According to Shimamoto, since America’s initial introduction to ramen was largely instant, it meant consumers had no reference point for good ramen, and restaurants didn’t have much of an incentive to make the giant leap to labor-intensive craft ramen. This led to a culture of suppliers selling restaurants various shortcuts, like soup concentrate.
“I hated seeing all these other ramen places using concentrate or frozen stock, saying that it’s ramen — but it’s not really ramen,” Shimamoto says. “I felt if I can specialize in making really good broth, then that would make their ramen more authentic.”
But there was still the itch to run his own shop, so Shimamoto launched Ramen Shack — first as a cart at Smorgasburg, then with limited hours in front of his wholesale kitchen in Queens — primarily as a showcase for his broth business and new noodle factory, Shimamoto Noodle Inc. Soon, Shimamoto says it became a “kind of mecca for ramen nerds to eat at.”

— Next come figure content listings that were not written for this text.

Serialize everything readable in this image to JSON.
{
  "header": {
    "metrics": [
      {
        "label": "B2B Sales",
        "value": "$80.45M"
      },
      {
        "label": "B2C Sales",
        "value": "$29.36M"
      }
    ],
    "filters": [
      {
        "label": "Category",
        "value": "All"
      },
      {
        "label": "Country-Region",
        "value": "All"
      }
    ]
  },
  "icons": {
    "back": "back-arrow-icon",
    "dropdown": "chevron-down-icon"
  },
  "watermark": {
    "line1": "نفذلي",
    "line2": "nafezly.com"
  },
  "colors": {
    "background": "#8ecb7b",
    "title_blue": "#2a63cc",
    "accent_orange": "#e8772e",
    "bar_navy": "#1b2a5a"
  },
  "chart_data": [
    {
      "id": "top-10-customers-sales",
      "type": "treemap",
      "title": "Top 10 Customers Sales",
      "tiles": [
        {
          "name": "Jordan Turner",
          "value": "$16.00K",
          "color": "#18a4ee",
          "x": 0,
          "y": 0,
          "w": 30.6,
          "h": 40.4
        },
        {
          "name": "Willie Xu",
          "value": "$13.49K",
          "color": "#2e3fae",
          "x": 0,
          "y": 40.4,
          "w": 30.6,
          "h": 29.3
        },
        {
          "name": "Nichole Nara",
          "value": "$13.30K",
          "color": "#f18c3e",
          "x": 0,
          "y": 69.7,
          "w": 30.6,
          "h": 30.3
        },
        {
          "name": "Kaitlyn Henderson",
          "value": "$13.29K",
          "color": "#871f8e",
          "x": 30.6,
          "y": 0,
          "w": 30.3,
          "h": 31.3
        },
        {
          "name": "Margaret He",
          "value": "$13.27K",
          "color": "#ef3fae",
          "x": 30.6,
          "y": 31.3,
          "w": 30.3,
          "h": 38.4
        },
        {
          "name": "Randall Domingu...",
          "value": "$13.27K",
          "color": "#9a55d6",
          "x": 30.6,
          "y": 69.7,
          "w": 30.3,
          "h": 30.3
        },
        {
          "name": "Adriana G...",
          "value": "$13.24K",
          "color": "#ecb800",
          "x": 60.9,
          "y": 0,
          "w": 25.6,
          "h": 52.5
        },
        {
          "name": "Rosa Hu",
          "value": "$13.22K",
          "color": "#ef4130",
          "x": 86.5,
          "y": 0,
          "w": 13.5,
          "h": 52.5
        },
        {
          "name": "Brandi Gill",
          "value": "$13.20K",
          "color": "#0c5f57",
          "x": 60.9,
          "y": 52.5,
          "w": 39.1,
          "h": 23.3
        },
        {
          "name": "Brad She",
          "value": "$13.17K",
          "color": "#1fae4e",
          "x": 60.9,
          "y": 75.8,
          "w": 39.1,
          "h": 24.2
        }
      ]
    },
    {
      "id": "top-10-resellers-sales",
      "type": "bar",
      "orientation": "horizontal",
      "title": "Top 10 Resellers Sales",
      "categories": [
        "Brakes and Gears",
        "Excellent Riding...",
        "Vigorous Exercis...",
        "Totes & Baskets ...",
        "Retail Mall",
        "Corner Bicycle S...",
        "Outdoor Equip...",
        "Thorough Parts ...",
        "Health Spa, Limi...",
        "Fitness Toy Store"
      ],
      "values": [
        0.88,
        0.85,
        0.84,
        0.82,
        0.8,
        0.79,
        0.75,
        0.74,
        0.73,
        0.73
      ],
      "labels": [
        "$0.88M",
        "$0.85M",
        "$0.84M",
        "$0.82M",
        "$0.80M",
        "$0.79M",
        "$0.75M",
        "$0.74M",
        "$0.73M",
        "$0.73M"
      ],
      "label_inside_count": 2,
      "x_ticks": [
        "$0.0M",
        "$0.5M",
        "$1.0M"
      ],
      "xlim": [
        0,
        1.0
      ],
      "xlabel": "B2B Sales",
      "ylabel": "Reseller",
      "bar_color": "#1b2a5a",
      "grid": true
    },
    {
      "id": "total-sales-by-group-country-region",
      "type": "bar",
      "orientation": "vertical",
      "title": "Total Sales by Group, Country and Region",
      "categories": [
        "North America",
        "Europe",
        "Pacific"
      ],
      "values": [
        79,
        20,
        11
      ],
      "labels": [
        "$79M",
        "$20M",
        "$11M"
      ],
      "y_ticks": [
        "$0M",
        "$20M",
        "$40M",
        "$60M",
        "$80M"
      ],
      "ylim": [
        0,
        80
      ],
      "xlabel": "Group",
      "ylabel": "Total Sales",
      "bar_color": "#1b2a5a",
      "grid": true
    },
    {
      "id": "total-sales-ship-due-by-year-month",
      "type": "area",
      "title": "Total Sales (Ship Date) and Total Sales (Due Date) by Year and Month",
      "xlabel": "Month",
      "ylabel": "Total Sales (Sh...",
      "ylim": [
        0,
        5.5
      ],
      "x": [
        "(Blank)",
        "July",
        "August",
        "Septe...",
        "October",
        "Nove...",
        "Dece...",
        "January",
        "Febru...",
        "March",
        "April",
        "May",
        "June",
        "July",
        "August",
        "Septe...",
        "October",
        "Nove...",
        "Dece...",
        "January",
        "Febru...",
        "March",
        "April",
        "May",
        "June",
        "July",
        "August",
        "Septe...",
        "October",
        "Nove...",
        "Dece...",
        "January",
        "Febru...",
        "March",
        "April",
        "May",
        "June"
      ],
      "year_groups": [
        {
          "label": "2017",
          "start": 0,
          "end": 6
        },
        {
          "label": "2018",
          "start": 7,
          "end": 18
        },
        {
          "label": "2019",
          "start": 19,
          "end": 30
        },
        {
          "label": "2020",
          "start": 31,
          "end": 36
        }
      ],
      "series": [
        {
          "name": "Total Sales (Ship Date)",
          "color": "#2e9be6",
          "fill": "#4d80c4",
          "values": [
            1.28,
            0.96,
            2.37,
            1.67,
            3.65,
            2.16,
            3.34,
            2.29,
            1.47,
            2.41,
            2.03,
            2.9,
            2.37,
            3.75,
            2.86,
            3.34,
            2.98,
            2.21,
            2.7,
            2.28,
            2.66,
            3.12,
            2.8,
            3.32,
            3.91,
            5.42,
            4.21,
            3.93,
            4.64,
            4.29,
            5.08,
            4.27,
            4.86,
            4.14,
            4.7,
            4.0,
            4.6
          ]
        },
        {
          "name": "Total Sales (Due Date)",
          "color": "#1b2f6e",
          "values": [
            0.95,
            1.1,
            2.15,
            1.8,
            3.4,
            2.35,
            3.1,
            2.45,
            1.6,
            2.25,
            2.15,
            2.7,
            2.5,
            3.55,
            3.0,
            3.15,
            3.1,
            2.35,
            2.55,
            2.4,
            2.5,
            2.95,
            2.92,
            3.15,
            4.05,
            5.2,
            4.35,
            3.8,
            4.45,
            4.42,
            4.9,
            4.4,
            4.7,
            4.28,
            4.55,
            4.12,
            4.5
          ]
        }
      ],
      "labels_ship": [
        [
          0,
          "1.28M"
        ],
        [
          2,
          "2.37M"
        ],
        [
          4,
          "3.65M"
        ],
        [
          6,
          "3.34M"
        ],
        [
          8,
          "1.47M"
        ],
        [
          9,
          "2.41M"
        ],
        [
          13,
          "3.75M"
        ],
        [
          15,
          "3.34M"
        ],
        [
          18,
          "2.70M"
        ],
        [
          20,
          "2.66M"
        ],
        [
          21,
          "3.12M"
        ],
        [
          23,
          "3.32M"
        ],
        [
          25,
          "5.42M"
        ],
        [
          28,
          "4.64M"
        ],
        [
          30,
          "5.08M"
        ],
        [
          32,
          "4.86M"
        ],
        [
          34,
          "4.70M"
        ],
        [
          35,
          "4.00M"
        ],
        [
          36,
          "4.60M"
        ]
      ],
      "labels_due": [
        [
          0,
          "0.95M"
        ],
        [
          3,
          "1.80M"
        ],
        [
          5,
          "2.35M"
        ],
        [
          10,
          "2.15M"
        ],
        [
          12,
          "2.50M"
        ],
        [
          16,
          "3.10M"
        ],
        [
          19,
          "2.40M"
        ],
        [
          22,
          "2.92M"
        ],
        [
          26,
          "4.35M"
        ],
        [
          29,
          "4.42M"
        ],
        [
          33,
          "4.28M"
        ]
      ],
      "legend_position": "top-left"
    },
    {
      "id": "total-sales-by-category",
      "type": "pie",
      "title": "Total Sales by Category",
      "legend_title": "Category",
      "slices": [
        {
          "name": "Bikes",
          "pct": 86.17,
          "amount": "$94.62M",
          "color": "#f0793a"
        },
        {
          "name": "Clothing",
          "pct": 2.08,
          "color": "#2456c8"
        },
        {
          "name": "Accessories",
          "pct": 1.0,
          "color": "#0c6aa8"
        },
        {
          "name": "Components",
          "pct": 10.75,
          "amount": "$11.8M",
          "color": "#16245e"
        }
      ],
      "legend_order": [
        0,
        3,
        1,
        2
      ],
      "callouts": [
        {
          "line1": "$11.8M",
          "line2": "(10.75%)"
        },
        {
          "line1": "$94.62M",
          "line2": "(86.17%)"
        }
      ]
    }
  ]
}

“I wanted to keep learning,” he continues. “The only way I could keep learning was to do all the steps myself. I felt noodles in America were lacking. In Japan, there are many great noodle manufacturers. Good ramen shops over there don’t need to make their own noodles.”
Eventually, bureaucratic red tape forced Shimamoto to give up the broth business. He kept operating Ramen Shack, but owning a 10-seat ramen shop in New York proved difficult. A rent increase caused Ramen Shack to close in 2019, and Shimamoto began to devote his time exclusively to his noodle factory.
COVID-19 has since halted his noodle business, but with the pandemic came another opportunity for Shimamoto. He moved back to California, where he was tapped by Myojo USA Inc., a major noodle manufacturer under the umbrella of Nissin Foods, to become its director of innovation.
Shimamoto, meanwhile, says he’s excited to influence American ramen culture from another angle: giving more people access to good noodles, whether it be home cooks for whom making noodles from scratch is time consuming, or for shops that currently can’t source a custom noodle (or even good noodles at all).
“My goal is to improve ramen. Not just one shop at a time, but from an internal distribution position,” he says about taking true “craft ramen” nationwide. “Now, a lot of home ramen cooks are making the most authentic ramen in America. Just like Japan 10 to 15 years ago, the home ramen craze is happening in America and people are really geeking out about it. That geekiness will take over ramen shops in America and these home cooks will open their own shops. But making noodles on your own is tough. I want to give those people an option of a noodle factory with top-quality, custom noodles.”